SQL

An example for SQL task, including how to use it and the detail of it parameters.

This task type can execute multiple type of database SQL, which includes

  • MySQL

  • PostgreSQL

  • Oracle

  • SQL Server

  • DB2

  • Hive

  • Presto

  • Trino

  • ClickHouse

Example


"""A example workflow for task SQL."""
from pathlib import Path

from pydolphinscheduler.core.workflow import Workflow
from pydolphinscheduler.resources_plugin import Local
from pydolphinscheduler.tasks.sql import Sql, SqlType

with Workflow(
    name="task_sql_example",
) as workflow:
    # [start bare_sql_desc]
    bare_sql = Sql(
        name="bare_sql",
        datasource_name="metadata",
        sql="select * from t_ds_version",
    )
    # [end bare_sql_desc]
    # [start sql_file_desc]
    sql_file = Sql(
        name="sql_file",
        datasource_name="metadata",
        sql="ext/example.sql",
        sql_type=SqlType.SELECT,
        resource_plugin=Local(prefix=str(Path(__file__).parent)),
    )
    # [end sql_file_desc]
    # [start sql_with_pre_post_desc]
    sql_with_pre_post = Sql(
        name="sql_with_pre_post",
        datasource_name="metadata",
        sql="select * from t_ds_version",
        pre_statements=[
            "update table_one set version = '1.3.6'",
            "delete from table_two where version = '1.3.6'",
        ],
        post_statements="update table_one set version = '3.0.0'",
    )
    # [end sql_with_pre_post_desc]

    bare_sql >> [
        sql_file,
        sql_with_pre_post,
    ]

    workflow.submit()

You can see that SQL task support three ways to declare SQL, which are

  • Bare SQL: Put bare SQL statement in the sql parameter, such as select * from table1.

        bare_sql = Sql(
            name="bare_sql",
            datasource_name="metadata",
            sql="select * from t_ds_version",
        )
    
  • SQL Files: .

        sql_file = Sql(
            name="sql_file",
            datasource_name="metadata",
            sql="ext/example.sql",
            sql_type=SqlType.SELECT,
            resource_plugin=Local(prefix=str(Path(__file__).parent)),
        )
    

If you want to do some preparation before executing SQL, or do some clean up after executing SQL, you can use pre_statements and post_statements parameters to do that. Both pre_statements and post_statements support one or multiple statements, you can assign type sequence of SQL statements to them if you want to execute multiple statements. But if you only need to execute one statement, you can assign a string to them.

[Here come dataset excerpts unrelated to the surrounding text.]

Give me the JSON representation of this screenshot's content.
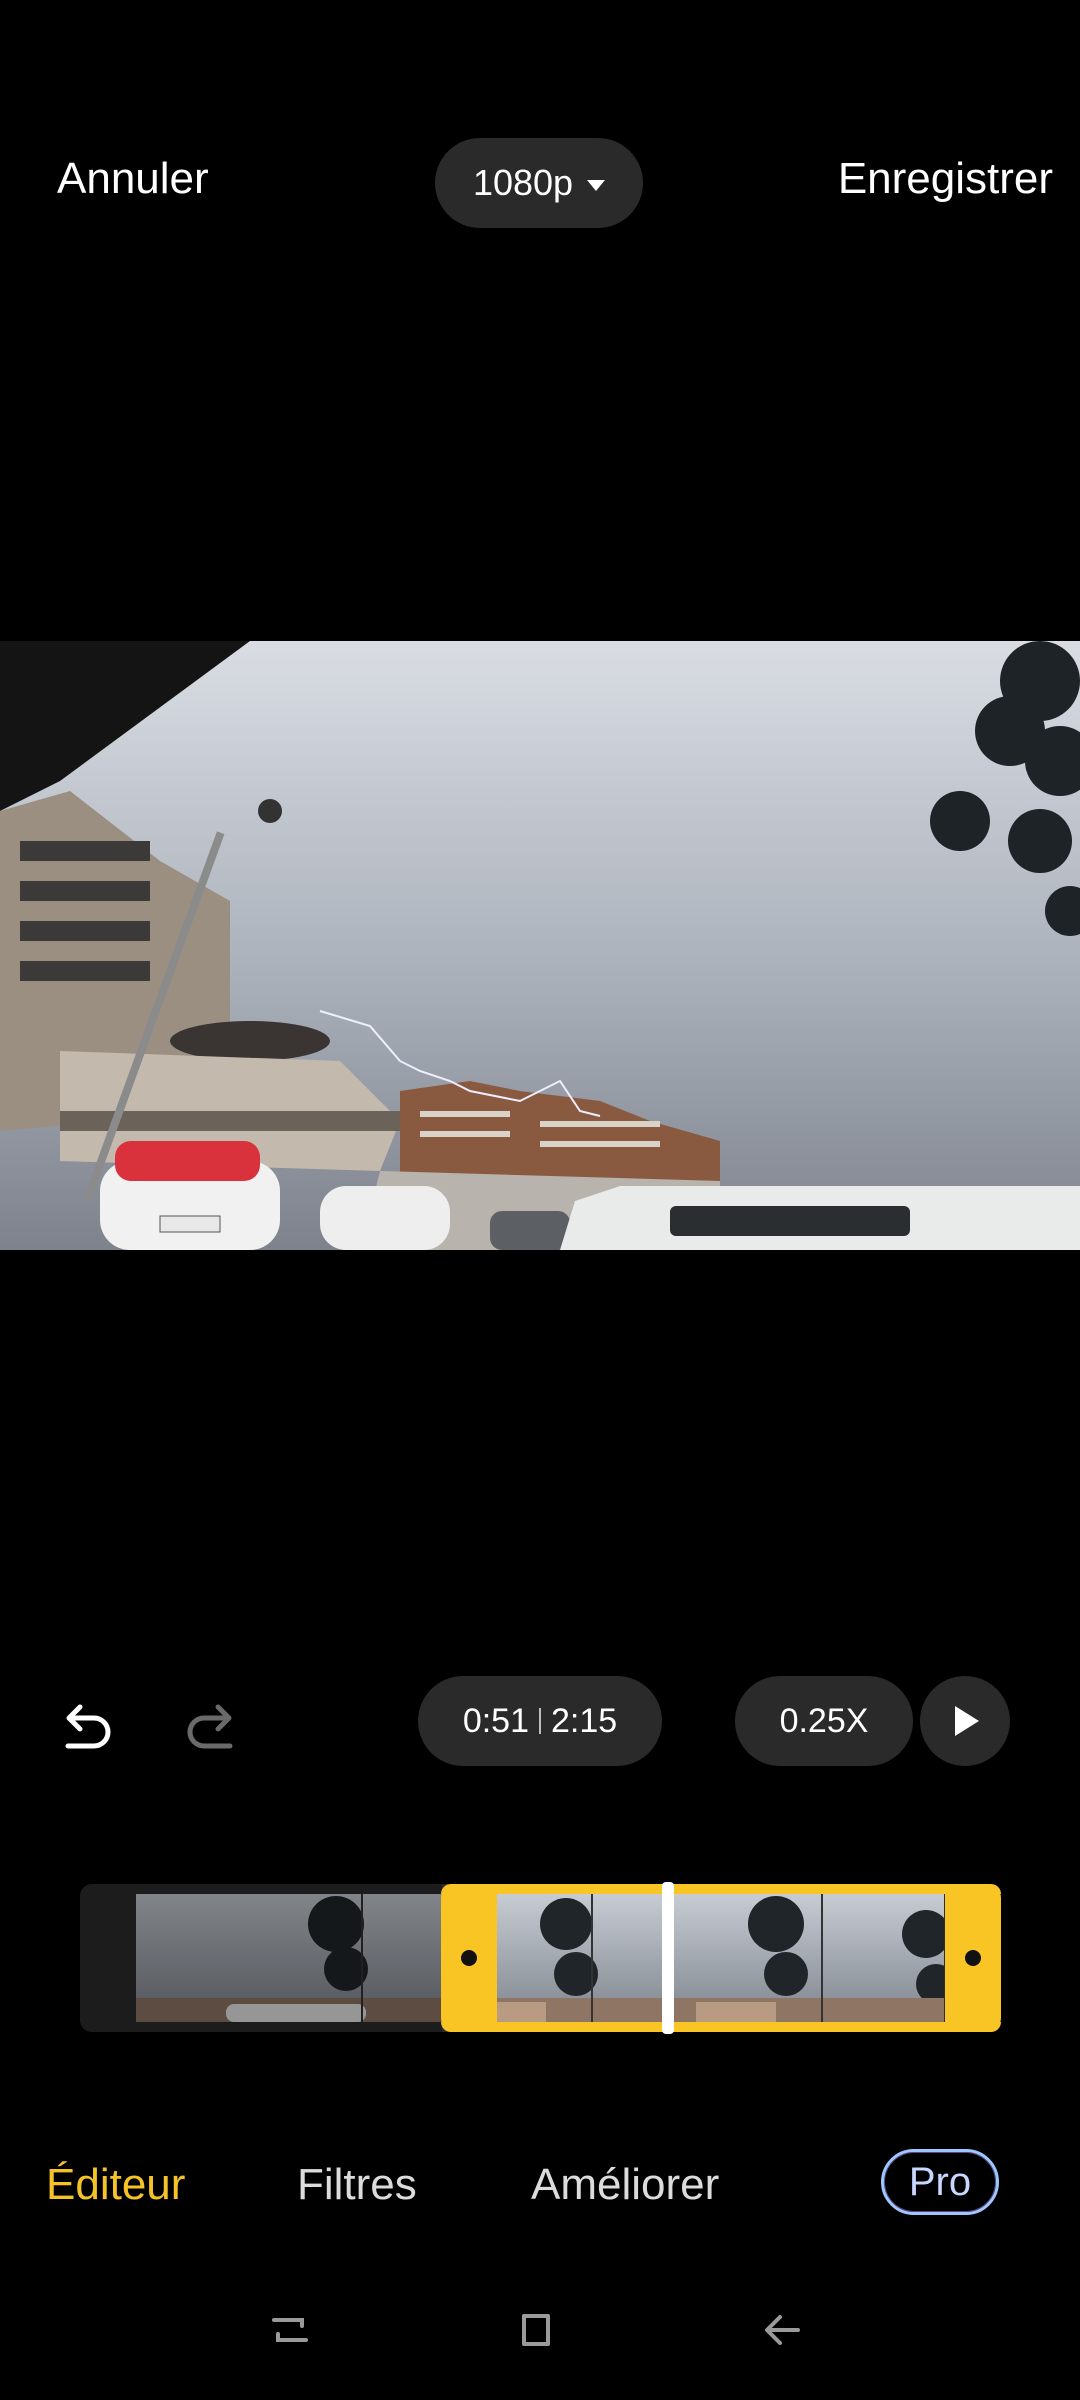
{
  "topbar": {
    "cancel_label": "Annuler",
    "resolution": "1080p",
    "save_label": "Enregistrer"
  },
  "playback": {
    "current_time": "0:51",
    "total_time": "2:15",
    "speed": "0.25X"
  },
  "tabs": [
    {
      "label": "Éditeur",
      "active": true
    },
    {
      "label": "Filtres",
      "active": false
    },
    {
      "label": "Améliorer",
      "active": false
    }
  ],
  "pro_badge": "Pro",
  "colors": {
    "accent": "#f5c227",
    "pill_bg": "#2a2a2a",
    "background": "#000000"
  },
  "icons": {
    "undo": "undo-icon",
    "redo": "redo-icon",
    "play": "play-icon",
    "dropdown": "caret-down-icon",
    "nav_recent": "recents-icon",
    "nav_home": "home-icon",
    "nav_back": "back-icon"
  }
}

    sql_with_pre_post = Sql(
        name="sql_with_pre_post",
        datasource_name="metadata",
        sql="select * from t_ds_version",
        pre_statements=[
            "update table_one set version = '1.3.6'",
            "delete from table_two where version = '1.3.6'",
        ],
        post_statements="update table_one set version = '3.0.0'",
    )

Note

Parameter pre_statements and post_statements only support not query statements, such as create table, drop table, update table currently. And also it only support bare SQL instead of SQL files now.

Dive Into

Task sql.

class pydolphinscheduler.tasks.sql.Sql(name: str, datasource_name: str, sql: str, datasource_type: str | None = None, sql_type: str | None = None, pre_statements: str | Sequence[str] | None = None, post_statements: str | Sequence[str] | None = None, display_rows: int | None = 10, *args, **kwargs)[source]

Bases: Task

Task SQL object, declare behavior for SQL task to dolphinscheduler.

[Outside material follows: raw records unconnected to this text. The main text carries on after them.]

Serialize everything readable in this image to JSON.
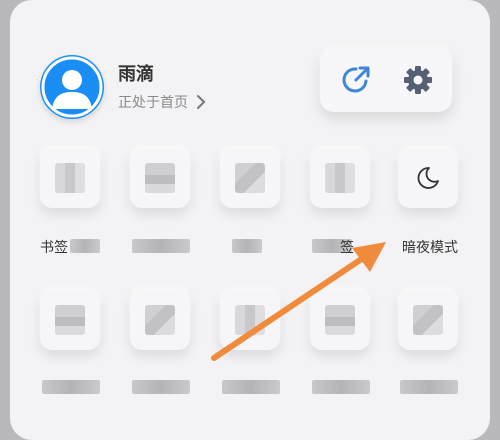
{
  "profile": {
    "name": "雨滴",
    "status": "正处于首页"
  },
  "actions": {
    "share_icon": "share-refresh-icon",
    "settings_icon": "gear-icon"
  },
  "grid": {
    "row1": [
      {
        "label": "书签",
        "icon": "pixelated-icon"
      },
      {
        "label": "",
        "icon": "pixelated-icon"
      },
      {
        "label": "",
        "icon": "pixelated-icon"
      },
      {
        "label": "签",
        "icon": "pixelated-icon"
      },
      {
        "label": "暗夜模式",
        "icon": "moon-icon"
      }
    ]
  },
  "colors": {
    "accent": "#1a8ef5",
    "arrow": "#f08a3c"
  }
}
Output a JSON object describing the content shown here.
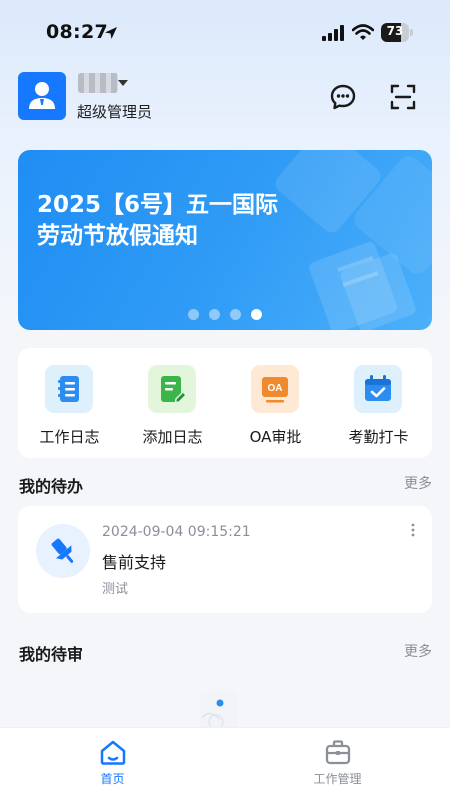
{
  "status_bar": {
    "time": "08:27",
    "battery": "73",
    "battery_level": 0.73
  },
  "header": {
    "user_name": "██",
    "role": "超级管理员"
  },
  "banner": {
    "title": "2025【6号】五一国际劳动节放假通知",
    "slide_count": 4,
    "active_slide": 4
  },
  "quick_actions": [
    {
      "label": "工作日志",
      "icon": "notebook-icon",
      "color": "#dff0fd"
    },
    {
      "label": "添加日志",
      "icon": "add-log-icon",
      "color": "#e3f6dc"
    },
    {
      "label": "OA审批",
      "icon": "oa-approval-icon",
      "color": "#fde9d4"
    },
    {
      "label": "考勤打卡",
      "icon": "calendar-check-icon",
      "color": "#dff0fd"
    }
  ],
  "todo_section": {
    "title": "我的待办",
    "more": "更多"
  },
  "todo_items": [
    {
      "time": "2024-09-04 09:15:21",
      "title": "售前支持",
      "subtitle": "测试"
    }
  ],
  "review_section": {
    "title": "我的待审",
    "more": "更多"
  },
  "bottom_nav": [
    {
      "label": "首页",
      "icon": "home-icon",
      "active": true
    },
    {
      "label": "工作管理",
      "icon": "briefcase-icon",
      "active": false
    }
  ],
  "colors": {
    "accent": "#1677ff",
    "muted": "#8a8f99"
  }
}
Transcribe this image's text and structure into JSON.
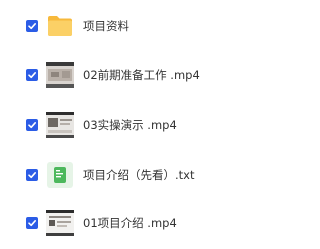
{
  "colors": {
    "checkbox": "#2b5ce6",
    "folder": "#f9c950",
    "txt": "#5cc46a",
    "text": "#333333"
  },
  "files": [
    {
      "name": "项目资料",
      "icon": "folder-icon",
      "checked": true
    },
    {
      "name": "02前期准备工作 .mp4",
      "icon": "video-thumbnail",
      "checked": true
    },
    {
      "name": "03实操演示 .mp4",
      "icon": "video-thumbnail",
      "checked": true
    },
    {
      "name": "项目介绍（先看）.txt",
      "icon": "txt-file-icon",
      "checked": true
    },
    {
      "name": "01项目介绍 .mp4",
      "icon": "video-thumbnail",
      "checked": true
    }
  ]
}
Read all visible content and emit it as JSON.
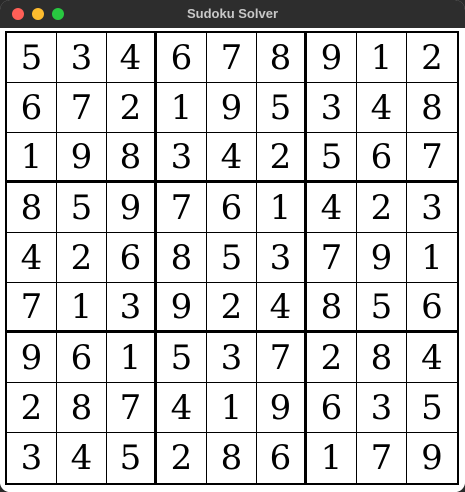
{
  "window": {
    "title": "Sudoku Solver",
    "traffic_light_colors": {
      "close": "#ff5f57",
      "minimize": "#febc2e",
      "zoom": "#28c840"
    }
  },
  "board": {
    "rows": [
      [
        "5",
        "3",
        "4",
        "6",
        "7",
        "8",
        "9",
        "1",
        "2"
      ],
      [
        "6",
        "7",
        "2",
        "1",
        "9",
        "5",
        "3",
        "4",
        "8"
      ],
      [
        "1",
        "9",
        "8",
        "3",
        "4",
        "2",
        "5",
        "6",
        "7"
      ],
      [
        "8",
        "5",
        "9",
        "7",
        "6",
        "1",
        "4",
        "2",
        "3"
      ],
      [
        "4",
        "2",
        "6",
        "8",
        "5",
        "3",
        "7",
        "9",
        "1"
      ],
      [
        "7",
        "1",
        "3",
        "9",
        "2",
        "4",
        "8",
        "5",
        "6"
      ],
      [
        "9",
        "6",
        "1",
        "5",
        "3",
        "7",
        "2",
        "8",
        "4"
      ],
      [
        "2",
        "8",
        "7",
        "4",
        "1",
        "9",
        "6",
        "3",
        "5"
      ],
      [
        "3",
        "4",
        "5",
        "2",
        "8",
        "6",
        "1",
        "7",
        "9"
      ]
    ]
  }
}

It should run sql job in multiply sql lik engine, such as: - ClickHouse - DB2 - HIVE - MySQL - Oracle - Postgresql - Presto - SQLServer You provider datasource_name contain connection information, it decisions which database type and database instance would run this sql.

Parameters:
  • name – SQL task name

  • datasource_name – datasource name in dolphinscheduler, the name must exists and must be online datasource instead of test.

  • sql – SQL statement, the sql script you want to run. Support resource plugin in this parameter.

  • sql_type – SQL type, whether sql statement is select query or not. If not provided, it will be auto detected according to sql statement using pydolphinscheduler.tasks.sql.Sql.sql_type(), and you can also set it manually. by SqlType.SELECT for query statement or SqlType.NOT_SELECT for not query statement.

  • pre_statements – SQL statements to be executed before the main SQL statement.

  • post_statements – SQL statements to be executed after the main SQL statement.

  • display_rows – The number of record rows number to be displayed in the SQL task log, default is 10.

static get_stm_list(stm: str | Sequence[str]) List[str][source]

Convert statement to str of list.

Parameters:

stm – statements string

Returns:

statements list

_downstream_task_codes: Set[int]
_task_custom_attr: set = {'display_rows', 'post_statements', 'pre_statements', 'sql', 'sql_type'}
_task_relation: Set[TaskRelation]
_timeout: timedelta
_upstream_task_codes: Set[int]
property datasource: Dict

Get datasource for procedure sql.

ext: set = {'.sql'}
ext_attr: str = '_sql'
property sql_type: str

Judgement sql type, it will return the SQL type for type SELECT or NOT_SELECT.

If param_sql_type dot not specific, will use regexp to check which type of the SQL is. But if param_sql_type is specific will use the parameter overwrites the regexp way

property task_params: Dict

Override Task.task_params for sql task.

sql task have some specials attribute for task_params, and is odd if we directly set as python property, so we Override Task.task_params here.

class pydolphinscheduler.tasks.sql.SqlType[source]

Bases: object

SQL type, for now it just contain SELECT and NO_SELECT.

NOT_SELECT = '1'
SELECT = '0'

YAML file example

# Define the workflow
workflow:
  name: "Sql"

# Define the tasks within the workflow
tasks:
  - name: task_base
    task_type: Sql
    datasource_name: "db"
    sql: show tables;

  - name: task_multi_line
    task_type: Sql
    datasource_name: "db"
    sql: |
      show tables;
      select id from version where id=1;

  - name: task_file
    task_type: Sql
    datasource_name: "db"
    sql: $FILE{"example_sql.sql"}

  # Or you can define task "task_union" it with one line
  - { "task_type": "Sql", "name": "task_base_one_line", "datasource_name": "db", "sql": "select id from version where id=1;"}

  # Or you can define task "task_union" it with one line
  - { "task_type": "Sql", "name": "task_file_one_line", "datasource_name": "db", "sql": '$FILE{"example_sql.sql"}'}

example_sql.sql:

select id from version where id=1;
select id from version where id=2;
select id from version where id=3;
select id from version where id=4;
select id from version where id=5;